Navajo County Health Director Jeff Lee offered a grim update on the steadily rising toll of COVID-19 in the county, with a plea for people to change their behavior to slow the ongoing spread of the virus.
“Unfortunately, we continue to trend in the wrong direction. As of this morning we have 3,166 cases and 97 fatalities. In just two weeks, we’ve had an increase of 937 cases. Now 97 families have lost a loved one to the virus,” he told the board of supervisors at its first in-person meeting in weeks.
Supervisor Lee Jack Sr. was participating remotely and Supervisors Jesse Thompson and Dwanafe Whitesinger both wore masks. Supervisors Jason Whiting and Daryl Seymore attended, but skipped the masks.
Faced with a fresh surge in cases, Gov. Doug Ducey left it up to counties and cities when it comes to issuing an order to wear masks in public. Maricopa County has issued such an order, but the Tuesday update before the Board of Supervisors didn’t touch on the issue.
None of the supervisors asked Lee whether the county should consider a mask mandate and most of the cities in the White Mountains had not issued an order as of Wednesday, June 24.
Statewide, the number of new infections and hospitalizations has more than doubled since the governor’s stay-at-home order expired on May 15. Arizona is still seeing a steep rise in the rate of new infections.

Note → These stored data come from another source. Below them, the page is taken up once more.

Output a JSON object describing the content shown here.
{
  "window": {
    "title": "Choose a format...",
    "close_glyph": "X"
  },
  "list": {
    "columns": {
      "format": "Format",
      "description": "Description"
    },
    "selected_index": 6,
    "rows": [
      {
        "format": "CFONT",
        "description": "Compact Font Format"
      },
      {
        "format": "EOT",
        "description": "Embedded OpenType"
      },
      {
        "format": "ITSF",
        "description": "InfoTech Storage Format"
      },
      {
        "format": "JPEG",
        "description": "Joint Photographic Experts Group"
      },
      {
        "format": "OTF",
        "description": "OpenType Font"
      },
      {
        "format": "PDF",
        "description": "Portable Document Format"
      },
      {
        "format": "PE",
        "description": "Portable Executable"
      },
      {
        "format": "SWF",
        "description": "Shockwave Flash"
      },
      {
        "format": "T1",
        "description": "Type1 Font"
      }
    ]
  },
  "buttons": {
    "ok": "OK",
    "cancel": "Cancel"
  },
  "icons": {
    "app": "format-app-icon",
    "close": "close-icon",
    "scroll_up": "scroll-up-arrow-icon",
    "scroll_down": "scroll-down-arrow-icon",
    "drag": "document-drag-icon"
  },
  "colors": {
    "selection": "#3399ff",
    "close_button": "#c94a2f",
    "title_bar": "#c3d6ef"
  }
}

“The risk of exposure remains extremely high. We all need to do a better job in changing our behaviors and taking precautionary measures very seriously and making them a part of our daily routine,” said Jack Sr.
NCSO awarded pandemic relief funding
This week, The Navajo County Sheriff’s office landed a $260,000 federal grant to help cover extra costs caused by the pandemic. The grant will cover $205,000 in overtime costs and $57,000 in equipment, mostly masks and gloves and other equipment to protect deputies.
Moreover, the Navajo County Public Health Department also got a $209,000 grant from the federal Centers for Disease Control to help with testing and contact tracing, in the desperate effort to halt the spread of the virus.
Navajo County has suffered one of the worst outbreaks in the country, with infection and death rates three or four times the statewide average. Moreover, the Navajo County jail has at least two employees with the virus and grave concerns about a spread in those conditions. The outbreak has been especially severe on the Navajo Reservation – with the highest infection and death rates in the country.
The Navajo County grant will cover the cost of 1,000 N95 protective masks, hand sanitizer, gloves, thermometers, coveralls, face shields and bleach – although most of the money will cover overtime costs.
An alarming 17 percent of the 12,000 tests done in Navajo County (so far) have come back positive compared to 9 percent statewide.
“We are asking our local citizens and businesses to take individual responsibility to help protect yourself and others,” said the release from the Navajo County Health Department.
Supervisor Jason Whiting said “our sense of community is a little different here in Navajo County. We’ve shown time and time again that we come together to support and help each other. Now is the time to help protect the most vulnerable among us and push our local economy forward.”
Navajo County public health director Jeff Lee said “if each person does what they can to keep themselves healthy, more people can get back to work and we can be confident that our hospitals will have the capacity to step in and help when one of us does fall ill or has other healthcare concerns.”